Tentu saja saya tidak menganggap cerita religius yang bagus terbatas pada mereka yang serupa dengan paruh pertama Air Kaldera. Lagipula bukankah saya sebelumnya sudah menuliskan bagaimana puisi sufistik selalu menembangkan pujian dan ungkapan rasa cinta serta kerinduan pada Allah dan Rasul-Nya? Di sinilah Semua Ikan di Langit, memenuhi keinginan saya untuk hal serupa di khazanah sastra (Islam) Indonesia.

Semua Ikan di Langit sama sekali tidak ditulis dengan simbolisme dan ungkapan Islam, berbeda dari Air Kaldera yang dengan eksplisit menggunakannya. Novel ini ditulis dalam ekspresi universal sehingga semua orang dapat menikmatinya. Tidak mengherankan apabila tema keislaman adalah hal terakhir yang terbesit di benak pembaca dari Semua Ikan di Langit, bahkan bagi yang menganutnya sekali pun.

Meski demikian, pengaruh atau setidaknya rasa sufistik di sini begitu nyata. Semua Ikan di Langit membawa tema kecintaan pada sebuah sosok ‘maha kuasa’ yang tidak pernah berbicara langsung dengan sang pemujanya. Beliau hanya diam, menjawab segala macam pertanyaan serta membimbing Saya dengan tindakannya yang penuh keajaiban. Sosok Beliau yang begitu menawan sekaligus penuh misteri membawa Saya pada sebuah cinta yang tidak mengherankan apabila nampak seperti pengabdian atau bahkan pemujaan.

Tentu saja tema kecintaan pada sosok pencipta tidak dimonopoli oleh kaum sufi. Namun rasa sufistik itu semakin susah ditolak dengan pengungkapan rasa cinta yang dituturkan secara begitu jenaka sekaligus hiperbola. Sosok pencipta di sini tidak hanya sekedar menjadi bunga ujung tebing yang hanya bisa dikagumi dari jauh, melainkan sosok yang begitu dekat hingga tokoh dalam cerita merasa bersamanya. Atau bahkan dalam Semua Ikan di Langit, berada di dalamnya sebagaimana Saya merasakan kebahagiaan utamanya ketika dapat mengantar Beliau mengarungi semesta.

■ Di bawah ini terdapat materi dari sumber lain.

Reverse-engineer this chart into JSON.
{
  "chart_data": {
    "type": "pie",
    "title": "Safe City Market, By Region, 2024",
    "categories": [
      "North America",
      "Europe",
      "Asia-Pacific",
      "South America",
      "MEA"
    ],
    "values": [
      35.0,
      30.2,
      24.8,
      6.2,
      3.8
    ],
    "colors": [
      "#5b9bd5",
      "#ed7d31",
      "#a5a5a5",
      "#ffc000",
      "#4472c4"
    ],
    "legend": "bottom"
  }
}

Berbicara soal Saya, sang karakter utama dan narator, pengaruh atau rasa sufistik di Semua Ikan di Langit semakin kental karena keberadaan serta perannya. Saya seperti yang sudah dijelaskan sebelumnya, adalah bus dalam kota asal Bandung. Ia bahkan bukan mahluk hidup, apalagi manusia dan justrunya kerap kali bingung dan mempertanyakan mengapa bus sepertinya apakah benar-benar dapat mencintai sosok seperti Beliau atau tidak. Maka Saya menjadi pengandaian sufistik paling brilian dari Ziggy, di mana sebuah benda mati sekalipun masih dapat tergerak oleh sosok ilahi dan mencintai sekaligus memujanya.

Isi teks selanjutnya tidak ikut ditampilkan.